The FBI stated that one of its former high-level officials, Peter Strzok, lapsed in his duties by failing to investigate evidence in the Clinton investigation found on the laptop of former Rep. Anthony Weiner, according to a document released in a recent court filing.
In the 23-page letter, Loreto proposed firing Strzok for investigative deficiency as well as unrelated unprofessional conduct off-duty and a security violation.
The Department of Justice (DOJ) filed the letter with Washington federal court on Nov. 19 in response to Strzok’s lawsuit against his dismissal.
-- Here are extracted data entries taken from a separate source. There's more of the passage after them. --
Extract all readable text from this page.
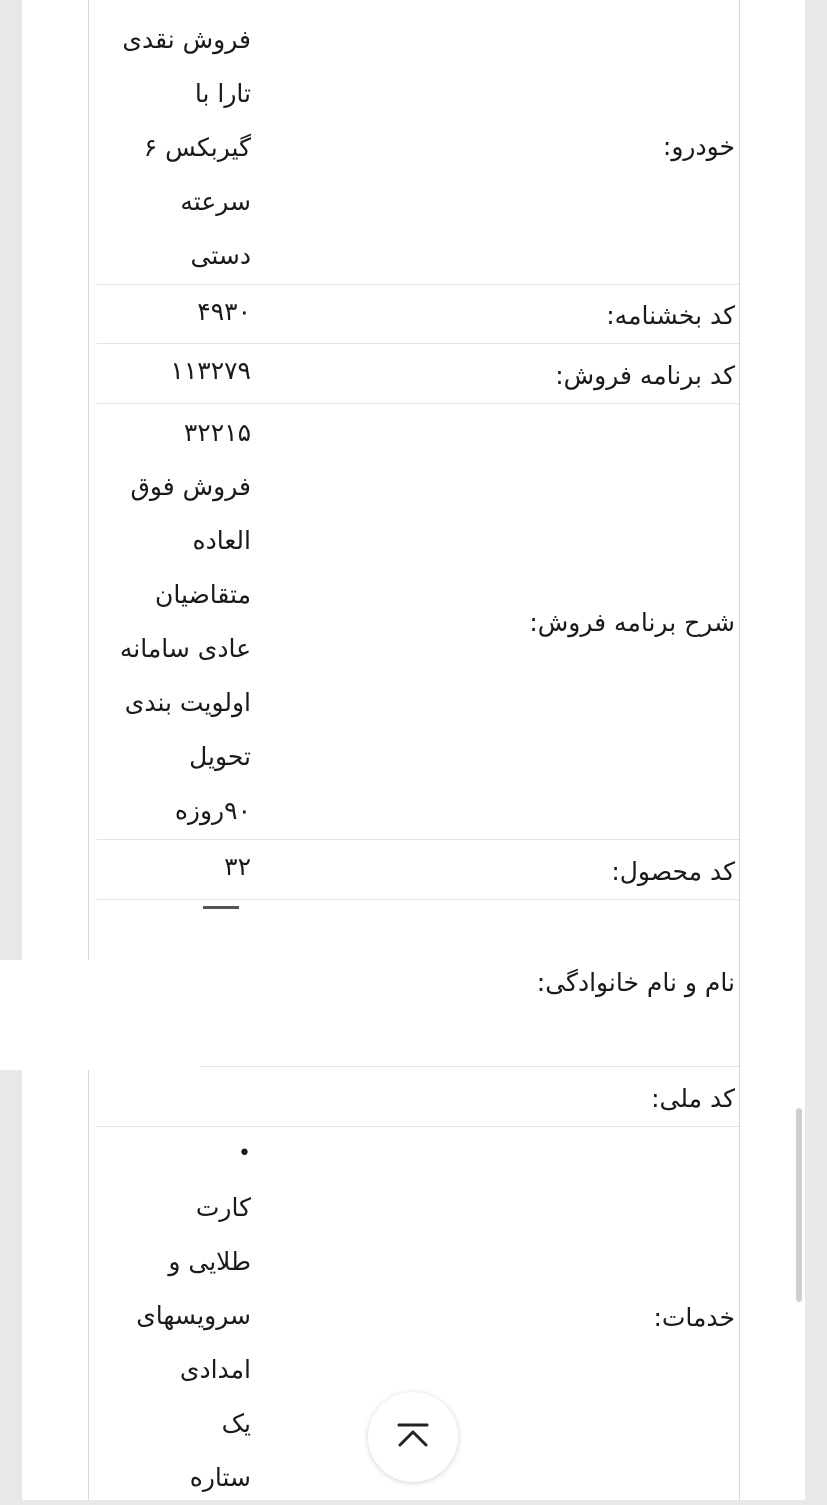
خودرو:
فروش نقدی
تارا با
گیربکس ۶
سرعته
دستی
کد بخشنامه:
۴۹۳۰
کد برنامه فروش:
۱۱۳۲۷۹
شرح برنامه فروش:
۳۲۲۱۵
فروش فوق
العاده
متقاضیان
عادی سامانه
اولویت بندی
تحویل
۹۰روزه
کد محصول:
۳۲
نام و نام خانوادگی:
کد ملی:
خدمات:
•
کارت
طلایی و
سرویسهای
امدادی
یک
ستاره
Strzok, formerly the FBI’s deputy assistant director in the Counterintelligence Division, led the investigation into Hillary Clinton’s use of private email server during her tenure as secretary of state. He was also one of the key players in the investigation into several associates of then-candidate Donald Trump for alleged ties to Russia.
The FBI closed the Clinton probe in July 2016. Then-FBI Director James Comey announced Clinton was “extremely careless” in handling classified information, but recommended no charges against her.
In September 2016, FBI agents in the New York field office obtained Weiner’s laptop in an investigation of his sexual exploitation of a minor.
On Sept. 28 and Sept. 29, 2016, the field office communicated to multiple officials responsible for the Clinton investigation that hundreds of thousands of Clinton’s emails have been found on the laptop going back to 2007 and including BlackBerry messages, which suggested there were communications from three months early on in Clinton’s tenure that the FBI wasn’t able to recover from other sources.
Yet Strzok apparently didn’t touch the lead for weeks and only pursued the new warrant nearly a month later after a distressed agent from the field office alerted his supervisors, who then informed the DOJ.
‘Unpersuasive’
Strzok acknowledged the lead carried weight because Weiner was married to Clinton’s longtime aide, Huma Abedin.He said, however, that the Russia investigation was more urgent; that the Clinton probe team waited for the field office to provide more information; and that the team wasn’t given enough specific information about what was on the laptop and how significant it was, Loreto’s letter summarized.
Strzok also said the team couldn’t get the information from the laptop because the field office had a search warrant that only authorized search for materials related to the Weiner investigation.
Loreto found the arguments “unpersuasive.”
She pointed out that the field office already made sufficiently clear how significant the find was as well as the need for an additional search warrant.
“The investigation reveals that there is no reasonable excuse for the FBI’s delay in following up on this matter,” she stated.
After the FBI finally obtained the warrant and searched the laptop, then-FBI Director James Comey decided it was so significant that he needed to inform Congress that his previous testimony that the Clinton probe was over needed to be corrected.
The information quickly seeped into the media, casting a cloud over Clinton’s candidacy not two weeks before election day. Two days before the election, Comey told Congress the FBI still didn’t recommend charging Clinton.
The report concluded that it’s possible the laptop has since been returned to Weiner and Abedin.
Biased Texts
The primary reason cited for Strzok’s firing were text messages he exchanged in 2016 and 2017 with former FBI lawyer Lisa Page, with whom he was having an affair and who was at the time special counsel to FBI’s then-Deputy Director Andrew McCabe.In the texts, both officials expressed a strong animus against Trump and a preference for Clinton.
Strzok claimed in his lawsuit his dismissal infringed on his First Amendment rights and that it was motivated by Trump’s antipathy toward him.
But the DOJ disagreed, saying his position “imposed on him a higher burden of caution with respect to his speech.”